Still Locking People Up for Being Poor? Really?! It’s 2014.
This ACLU of Ohio blog post originally appeared on the National ACLU website on 2/05/2014
Debtors’ prisons sound like ancient history, right? Unfortunately, they’re all too common across the United States. In spite of the Constitution, case law, and common sense, low-income people are routinely jailed in places as far-flung as Georgia and Washington State simply because they cannot afford to pay their court fines.
Let’s define court fines, because it’s kind of shocking. “Court fines” could be as little as a couple hundred bucks because someone was pulled over while driving with an expired license. If you’ve just been laid off and have kids to feed, it might be hard to find a couple hundred extra bucks in your budget. Well, that can send you to lock up.
Not only does it cost the community quite a bit to jail someone (usually way in excess of the fine), but locking people up can trap them in the vicious cycle of poverty, debt, and incarceration that typifies the modern day debtors’ prison. Individuals incarcerated because they can’t pay minor court fines have lost their jobs, been evicted from their housing, suffered serious declines in their health, and faced family crises.
Not only are debtors’ prisons wildly bad public policy, they are unconstitutional. And yet thousands of people are still beaten down by the justice system simply because they cannot pay their fines.
Today, as a result of ACLU of Ohio advocacy following the release of Outskirts of Hope, our report exposing debtor’s prisons in Ohio, the practice has been dealt a major blow in our state. The Ohio Supreme Court released a “bench card” to every state and municipal court judge in Ohio explaining how they must avoid sending people to jail who are too poor to pay their court fines. This bench card is the first of its kind in the nation. It marks an unprecedented move by the Ohio Supreme Court to educate and hold accountable judges who ignore the law. The card provides judges with the legal alternatives to collect payments, and the procedure they must follow to determine a person’s ability to pay their court fines.
Ending the debtors’ prison cycle can turn lives around. Take the story of Jack Dawley, who had convictions from the early 1990’s due to his addiction to drugs and alcohol. In the mid-1990’s Jack became sober and tried to get his life back on track. Despite being sober for 14 years and paying what he could on his fines, Jack could not escape debtors’ prison. For years, Jack faced the threat of jail every time he fell behind on his payments, or had to miss work at his construction site due to a chronic back injury. Even after Jack had lost his job and his home, his judge still threatened to send him to jail if he did not pay his fines.

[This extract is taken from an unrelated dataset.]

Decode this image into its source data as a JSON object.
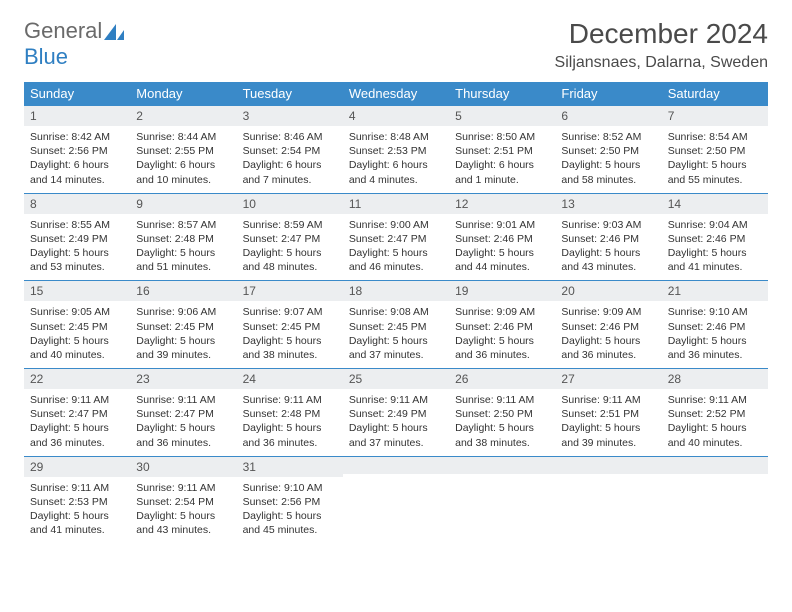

Jack had reached his lowest point when he decided to contact the ACLU of Ohio.
As a result of our report and intervention, Jack’s life has taken a dramatic turn. Since we released Outskirts of Hope, some Ohio courts even started changing their practices prior to release of the Ohio Supreme Court’s bench card. The Supreme Court made it pretty clear that the Judge in Jack’s case needed to follow the law and not send Jack to jail because of an inability to pay court fines. I spoke to Jack by phone last night to tell him about the release of the bench card and he was a different man. Jack informed me that he has a job at a fruit packing plant and was recently promoted to a floor supervisor. He saved money and was able to get an apartment, reinstate his drivers’ license, and get his car working again. In 10 months, he has gone from no hope and no opportunity to professing, “the sky is the limit.”
By taking action today, the Ohio Supreme Court has struck a deep blow against unconstitutional debtors’ prisons and restores hope to those trapped by poverty and injustice. It’s time the rest of the country did the same.